De gauche à droite : Craig Silverman (guitare), Roger Miret (voix), Jimmy «Pokey» Mo (batteur, présentement en convalescence, il ne sera pas à Québec), Mike Gallo (basse) et Vinnie Stigma (guitare).

Rare triplé pour Agnostic Front

Le légendaire groupe hardcore new-yorkais Agnostic Front présentera non pas un, ni deux, mais bien trois spectacles en trois soirs à l’Anti les 5, 6 et 7 avril. Un rare triplé pour la bande du chanteur Roger Miret et du guitariste Vinnie Stigma, qui profiteront de l’occasion pour visiter un peu la capitale.

«Il peut arriver que nous présentions deux spectacles en ligne, mais trois, ce n’est vraiment pas fréquent. On a très hâte et on va en profiter pour faire un peu de tourisme. On adore la ville de Québec, qui est très belle et a un charme européen», explique au bout du fil Miret, qui s’est produit à quelques reprises dans la capitale avec Agnostic Front et avec son autre projet musical, Roger Miret and the Disasters.

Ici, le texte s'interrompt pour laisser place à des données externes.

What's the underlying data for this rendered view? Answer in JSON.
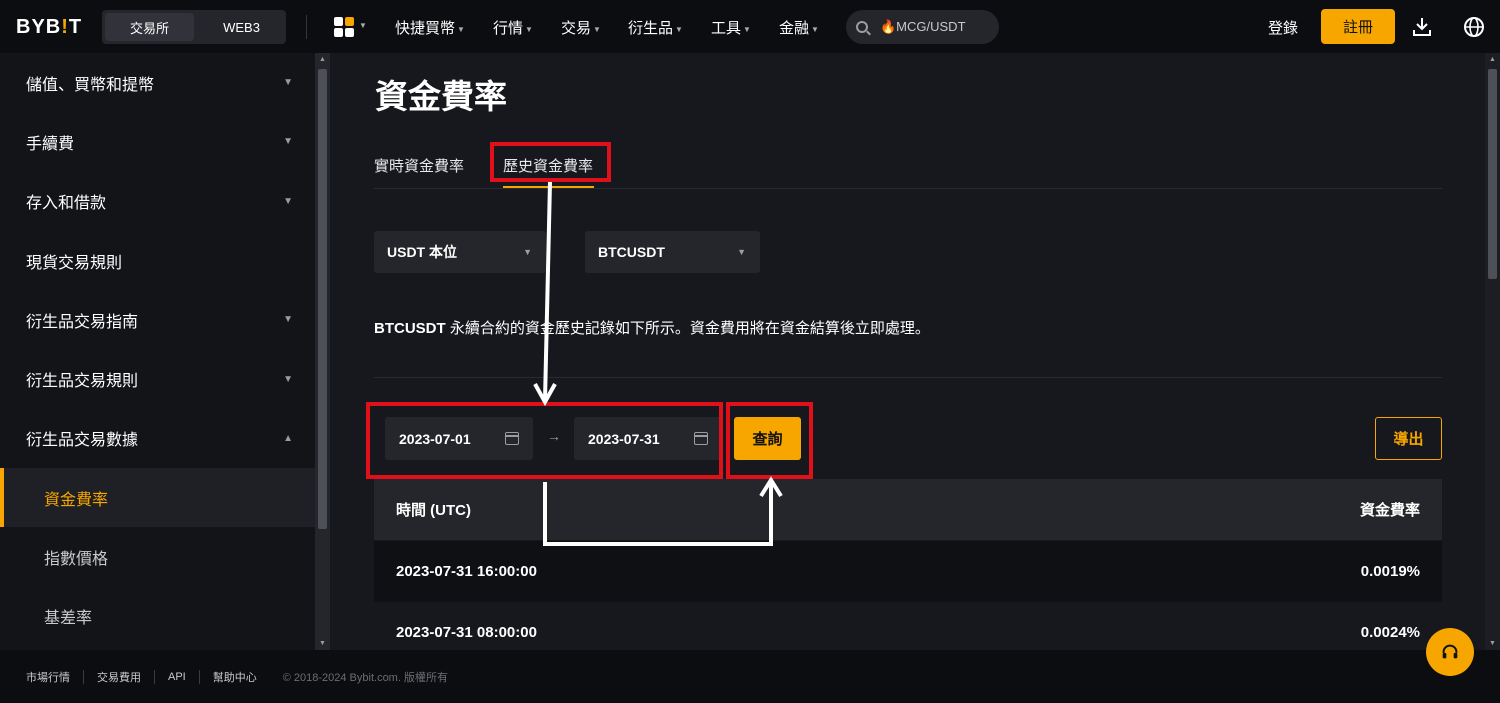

Avec ce triplé, Agnostic Front aurait bien aimé offrir une expérience différente aux fans qui assisteront à plus d’un spectacle en variant le programme chaque soir. Cependant, le fait que leur batteur Jimmy «Pokey» Mo (ancien membre du groupe Leeway) soit en convalescence après avoir été opéré pour une hernie vient compliquer les plans. «On voulait faire des pièces différentes chaque soir, mais comme Pokey ne sera pas là, c’est Corey Koniz du groupe Slapshot qui le remplacera. Ça dépendra donc combien de pièces d’Agnostic Front Corey pourra apprendre d’ici les spectacles», résume Miret.

Victim in Pain

Comme le groupe célèbre cette année les 35 ans de son mythique premier opus Victim in Pain, les titres de cet album seront à l’honneur. «Sûrement qu’on en jouera six ou sept pièces. Ce ne sera pas seulement Victim in Pain cependant. Il y a des spectacles où nous faisons seulement Victim in Pain et (le premier minialbum) United Blood, mais les gens veulent aussi entendre nos pièces plus récentes et nous allons en jouer aussi à Québec.» 

Miret l’avoue, il ne se lasse pas du tout d’interpréter les titres qui ont mis Agnostic Front sur la carte du hardcore. «Victim in Pain demeure mon album préféré d’Agnostic Front et j’aime encore l’écouter et l’interpréter. Même 35 ans plus tard, ça me rejoint encore autant même si New York a beaucoup changé depuis.»

Une chose dont Miret ne s’ennuie pas, c’est de la mauvaise réputation qu’avait Agnostic Front à ses débuts. Même avec des titres comme United and Strong qui prêche l’unité entre les races et Fascist Attitude, qui dénonce entre autres l’étroitesse d’esprit et le racisme, le groupe avait à l’époque à tort été étiqueté comme flirtant avec l’extrême droite.

«Comme tu dis, ceux qui croyaient ça de nous n’ont jamais écouté nos paroles! Nous avons toujours prêché pour l’unité, mais, dans les années 80, c’était plutôt dur et plusieurs aimaient pointer d’autres groupes du doigt. Le magazine californien Maximumrocknroll avait ce problème, de juger un livre par sa couverture. Les gens qui y écrivaient ne vivaient pas à New York, mais jugeaient négativement toute la scène de New York. Ils m’ont interviewé une fois et ils ont été vraiment malhonnêtes, alors je n’ai plus ouvert ce magazine depuis 1984», raconte Miret. 

Banni à Cuba

Le chanteur a d’ailleurs raconté l’histoire tumultueuse de son groupe dans le livre My Riot: Agnostic Front, Grit, Guts & Glory publié en 2017. Agnostic Front a aussi fait l’objet du documentaire The Godfathers of Hardcore. Pour ce film, le réalisateur Ian McFarland a tout tenté pour permettre à Roger de retourner à Cuba, où il est né en 1964 et où il n’a jamais remis les pieds depuis que ses parents ont fui le régime Castro alors qu’il n’avait que 4 ans.

«J’aimerais vraiment retourner à Cuba. Mes plus vieux souvenirs d’enfance sont sur la plage, à Cuba, avec mon père. J’aimerais retourner là-bas et y présenter un spectacle avec Agnostic Front, c’est un de mes plus grands rêves! D’ailleurs, on était censés le faire pour le film. Tout avait été organisé, mais jamais le gouvernement cubain n’a accepté de me donner un visa ni à mon frère d’ailleurs. Semble-t-il qu’ils refusent d’en donner à tous ceux qui ont quitté le pays avant 1971! Il a donc fallu tout annuler. C’est vraiment ridicule!»